- 4
A RARE PURPLE CHRYSANTHEMUM DISH MARK AND PERIOD OF YONGZHENG
Description
Provenance
Eskenazi Ltd., London 2001.
Literature
Condition
"In response to your inquiry, we are pleased to provide you with a general report of the condition of the property described above. Since we are not professional conservators or restorers, we urge you to consult with a restorer or conservator of your choice who will be better able to provide a detailed, professional report. Prospective buyers should inspect each lot to satisfy themselves as to condition and must understand that any statement made by Sotheby's is merely a subjective, qualified opinion. Prospective buyers should also refer to any Important Notices regarding this sale, which are printed in the Sale Catalogue.
NOTWITHSTANDING THIS REPORT OR ANY DISCUSSIONS CONCERNING A LOT, ALL LOTS ARE OFFERED AND SOLD AS IS" IN ACCORDANCE WITH THE CONDITIONS OF BUSINESS PRINTED IN THE SALE CATALOGUE."
Catalogue Note
The opaque, dark purple enamel of this dish is rare, but a dish of similar colour in the Palace Museum, Beijing, was included in the exhibition China. The Three Emperors 1662 – 1795, Royal Academy of Arts, London, 2005-6, cat. no. 172 (second row, left), probably the same dish that is illustrated in The Complete Collection of Treasures of the Palace Museum. Monochrome Porcelain, Hong Kong, 1999, pl. 257 centre, second from left. Another presumably ruby-red dish of this type (described as rose-red) is in the Museum of Fine Arts, Boston, illustrated in Oriental Ceramics, the World’s Great Collections, Tokyo, New York and San Francisco, 1980-82, vol. 10, no. 264 right; and another very similar dish from the collection of Lady Dodds was sold in our London rooms, 8th April 1968, lot 193.

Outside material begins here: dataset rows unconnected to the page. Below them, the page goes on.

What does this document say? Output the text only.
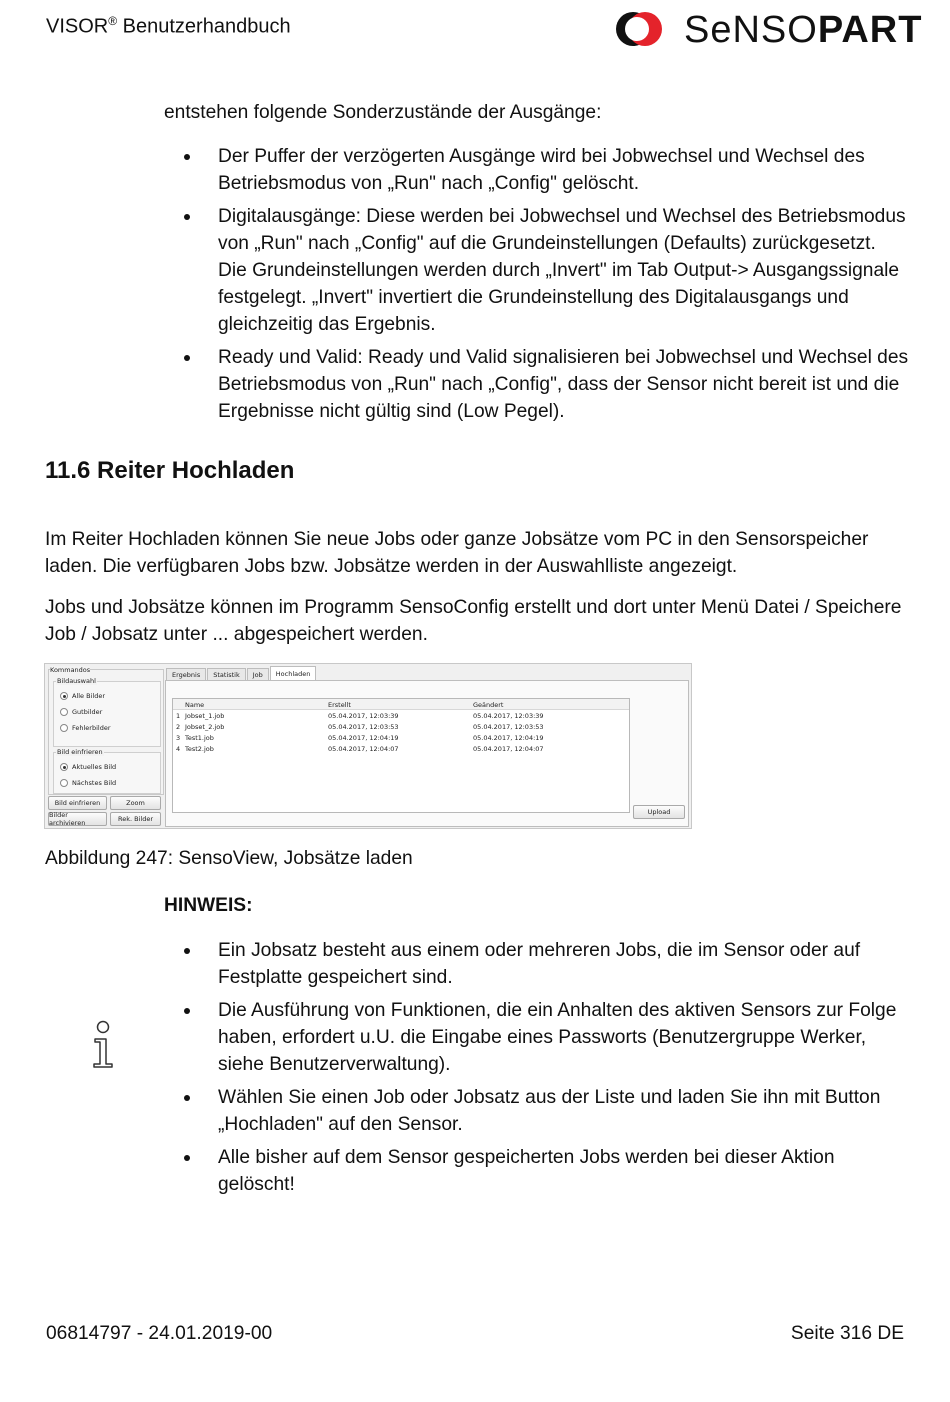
VISOR® Benutzerhandbuch	SeNSOPART
entstehen folgende Sonderzustände der Ausgänge:
Der Puffer der verzögerten Ausgänge wird bei Jobwechsel und Wechsel des Betriebsmodus von „Run" nach „Config" gelöscht.
Digitalausgänge: Diese werden bei Jobwechsel und Wechsel des Betriebsmodus von „Run" nach „Config" auf die Grundeinstellungen (Defaults) zurückgesetzt. Die Grundeinstellungen werden durch „Invert" im Tab Output-> Ausgangssignale festgelegt. „Invert" invertiert die Grundeinstellung des Digitalausgangs und gleichzeitig das Ergebnis.
Ready und Valid: Ready und Valid signalisieren bei Jobwechsel und Wechsel des Betriebsmodus von „Run" nach „Config", dass der Sensor nicht bereit ist und die Ergebnisse nicht gültig sind (Low Pegel).
11.6 Reiter Hochladen
Im Reiter Hochladen können Sie neue Jobs oder ganze Jobsätze vom PC in den Sensorspeicher laden. Die verfügbaren Jobs bzw. Jobsätze werden in der Auswahlliste angezeigt.
Jobs und Jobsätze können im Programm SensoConfig erstellt und dort unter Menü Datei / Speichere Job / Jobsatz unter ... abgespeichert werden.
Kommandos
Bildauswahl
Alle Bilder
Gutbilder
Fehlerbilder
Bild einfrieren
Aktuelles Bild
Nächstes Bild
Bild einfrieren	Zoom
Bilder archivieren	Rek. Bilder
Ergebnis	Statistik	Job	Hochladen
Name	Erstellt	Geändert
1 Jobset_1.job	05.04.2017, 12:03:39	05.04.2017, 12:03:39
2 Jobset_2.job	05.04.2017, 12:03:53	05.04.2017, 12:03:53
3 Test1.job	05.04.2017, 12:04:19	05.04.2017, 12:04:19
4 Test2.job	05.04.2017, 12:04:07	05.04.2017, 12:04:07
Upload
Abbildung 247: SensoView, Jobsätze laden
HINWEIS:
Ein Jobsatz besteht aus einem oder mehreren Jobs, die im Sensor oder auf Festplatte gespeichert sind.
Die Ausführung von Funktionen, die ein Anhalten des aktiven Sensors zur Folge haben, erfordert u.U. die Eingabe eines Passworts (Benutzergruppe Werker, siehe Benutzerverwaltung).
Wählen Sie einen Job oder Jobsatz aus der Liste und laden Sie ihn mit Button „Hochladen" auf den Sensor.
Alle bisher auf dem Sensor gespeicherten Jobs werden bei dieser Aktion gelöscht!
06814797 - 24.01.2019-00	Seite 316 DE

The present piece is further unusual in that the enamel not only covers the inside and outside of the dish, but also part of the base as well as the slanted edge of the lobed foot ring. This feature of the enamel only leaving a circle in the centre of the base free for the reign mark is also known from other colours, for example, a chrysanthemum dish covered in a lighter ruby-red and one with an unusual teal-coloured enamel, both also in the Palace Museum, Beijing, see the Royal Academy exhibition 2005-6, loc.cit., second row, centre, and The Complete Collection of Treasures of the Palace Museum, loc.cit. (fig.1).
The twelve Yongzheng dishes from the Palace Museum shown at the Royal Academy of Arts, 2005-6, included examples in yellow, lemon-yellow, amber-yellow, café-au-lait, white, brown, teal, pale turquoise-blue, lime-green, cobalt-blue, deep purple, and ruby-red; this ‘set’ is published again in The Complete Collection of Treasures of the Palace Museum, loc.cit., but with one of the yellow dishes replaced by one in a medium blue; in addition, there exists a powder-blue glazed example in the Meiyintang collection, see Krahl, op.cit., vol. 2, no. 847; an example in a bright ‘camellia-leaf’ green in the Baur Collection, Geneva, see John Ayers, Chinese Ceramics in the Baur Collection, Geneva, 1999 vol. 2, pl. 328; a pair of black dishes in the Seikado Bunko Art Museum, Tokyo, exhibited in Seikadō zō Shinchō tōji. Keitokuchin kanyō no bi [Qing dynasty porcelain collected in the Seikado. Beauty of Jingdezhen imperial kilns], Seikado Bunko Art Museum, Tokyo, 2006, cat. no. 92; and a pair of lavender-blue dishes from the Seattle Art Museum and T.Y. Chao collections, a bright turquoise-blue dish from the Paul and Helen Bernat and Hall Family collections, and a celadon-green piece from the Leshantang collection, sold at Sotheby’s Hong Kong, 19th May 1987, lot 279; 2nd May 2000, lot 553; and 11th April 2008, lot 2503, respectively.